一缕微弱却极其锋锐、带着混乱无序感和一股子…呃…臭鸡蛋混合金属腥气尾韵的灰金色气芒,完全不受控制地从他指尖“biu”地一声窜出,如同喝醉酒的火箭,歪歪扭扭地射中了头顶一块垂下来的、造型酷似王管事那油腻三层下巴的钟乳石尖尖。
啪嗒!
一小块石头应声而落,带着精准的制导,不偏不倚,正中靶心——林野那挺翘(?)的鼻梁!
“嗷呜——!!!” 一声凄厉堪比被踩了尾巴的土狼的痛呼响彻洞穴。
“噗哈哈哈哈哈哈哈!!!” 吴老瘸瞬间笑出猪叫,拐杖在地上敲得梆梆响,差点把洞顶震塌。
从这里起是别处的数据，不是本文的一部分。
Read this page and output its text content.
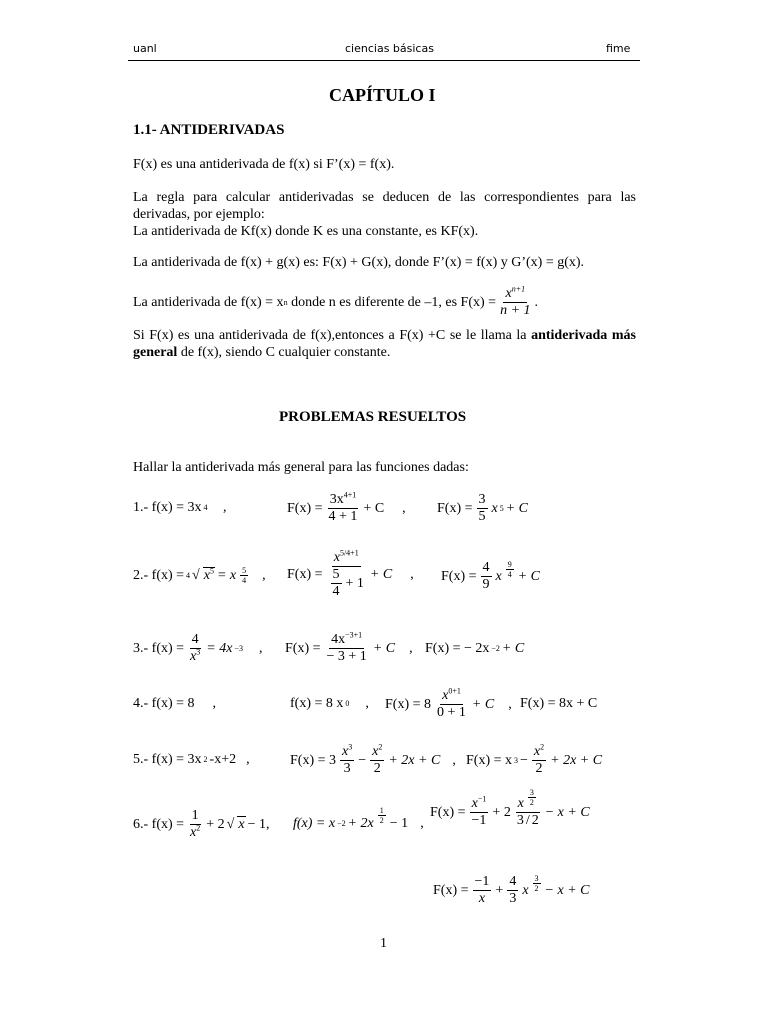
uanl	ciencias básicas	fime
CAPÍTULO I
1.1- ANTIDERIVADAS
F(x) es una antiderivada de f(x) si F’(x) = f(x).
La regla para calcular antiderivadas se deducen de las correspondientes para las
derivadas, por ejemplo:
La antiderivada de Kf(x) donde K es una constante, es KF(x).
La antiderivada de f(x) + g(x) es: F(x) + G(x), donde F’(x) = f(x) y G’(x) = g(x).
La antiderivada de f(x) = x n donde n es diferente de –1, es $F(x) = \frac{x^{n+1}}{n + 1}$ .
Si F(x) es una antiderivada de f(x),entonces a F(x) +C se le llama la antiderivada más
general de f(x), siendo C cualquier constante.
PROBLEMAS RESUELTOS
Hallar la antiderivada más general para las funciones dadas:
1.- f(x) = 3x 4 ,	$F(x) = \frac{3x^{4+1}}{4 + 1} + C$ , $F(x) = \frac{3}{5}$ x 5 + C
2.- f(x) = 4 √ $x^5 = x \frac{5}{4}$ , $F(x) = \frac{x^{5/4+1}}{\frac{5}{4} + 1} + C$ , $F(x) = \frac{4}{9}$ x $\frac{9}{4} + C$
3.- $f(x) = \frac{4}{x^3} = 4x -3$ , $F(x) = \frac{4x^{-3+1}}{- 3 + 1} + C$ , F(x) = − 2x −2 + C
4.- f(x) = 8 ,	f(x) = 8 x 0 , $F(x) = 8 \frac{x^{0+1}}{0 + 1} + C$ , F(x) = 8x + C
5.- f(x) = 3x 2 -x+2 ,	$F(x) = 3 \frac{x^3}{3} - \frac{x^2}{2} + 2x + C$ , F(x) = x $3 - \frac{x^2}{2} + 2x + C$
6.- $f(x) = \frac{1}{x^2} + 2$ √ x − 1, $f(x) = x -2 + 2x \frac{1}{2} - 1$ ,
$F(x) = \frac{x^{-1}}{-1} + 2 \frac{x \frac{3}{2}}{3 / 2} - x + C$
$F(x) = \frac{-1}{x} + \frac{4}{3}$ x $\frac{3}{2} - x + C$
1
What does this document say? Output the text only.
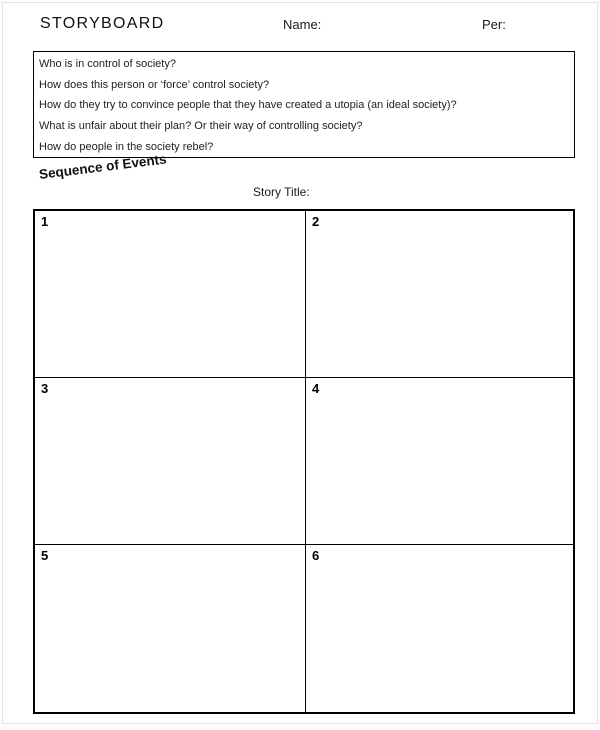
STORYBOARD	Name:	Per:
Who is in control of society?
How does this person or ‘force’ control society?
How do they try to convince people that they have created a utopia (an ideal society)?
What is unfair about their plan? Or their way of controlling society?
How do people in the society rebel?
Sequence of Events
Story Title:
1	2
3	4
5	6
“哎呦喂!我的亲娘嘞!筑基大修士!神功初成!首战告捷——用自己的脸皮硬接了自己崩下来的石头!精彩!太精彩了!这‘混沌神功’果然名不虚传,专克宿主!系统大爷!这也在您的算计之中吗?!高!实在是高!” 他对着空气连连拱手作揖,表情夸张得仿佛系统真在洞顶磕着瓜子看戏。
小芸吓得小手一哆嗦,宝贵的灵泉水“吧嗒”一下滴在林野刚被石头砸红的鼻梁伤口上。
“嗷——!!!” 二次伤害达成!林野疼得眼泪都快飙出来了。
小芸手忙脚乱,小脸急得通红,净心麦的光都开始不规则地乱闪。
林野捂着惨遭双重打击的鼻子,瓮声瓮气地发出威胁:“老吴头…你再笑…信不信我…现在就对着你放个‘混沌牌’究极脚气…让你提前体验一下…奈何桥边彼岸花的…芬芳…” 他努力想收敛那不受控制的气息,但那混沌气旋就像个患有多动症且刚偷喝了十斤可乐的熊孩子,时不时就“噗”地漏出一丝独特的气息——混乱、暴戾、带着点原始野性的“香”,与正统修士灵力那种或中正平和、或凌厉纯粹的“香水味”截然不同。在灵觉稍微敏锐点的修士鼻子里,这味儿简直就像在化粪池里点了一挂二踢脚,又臭又响还带闪光特效,想不注意到都难!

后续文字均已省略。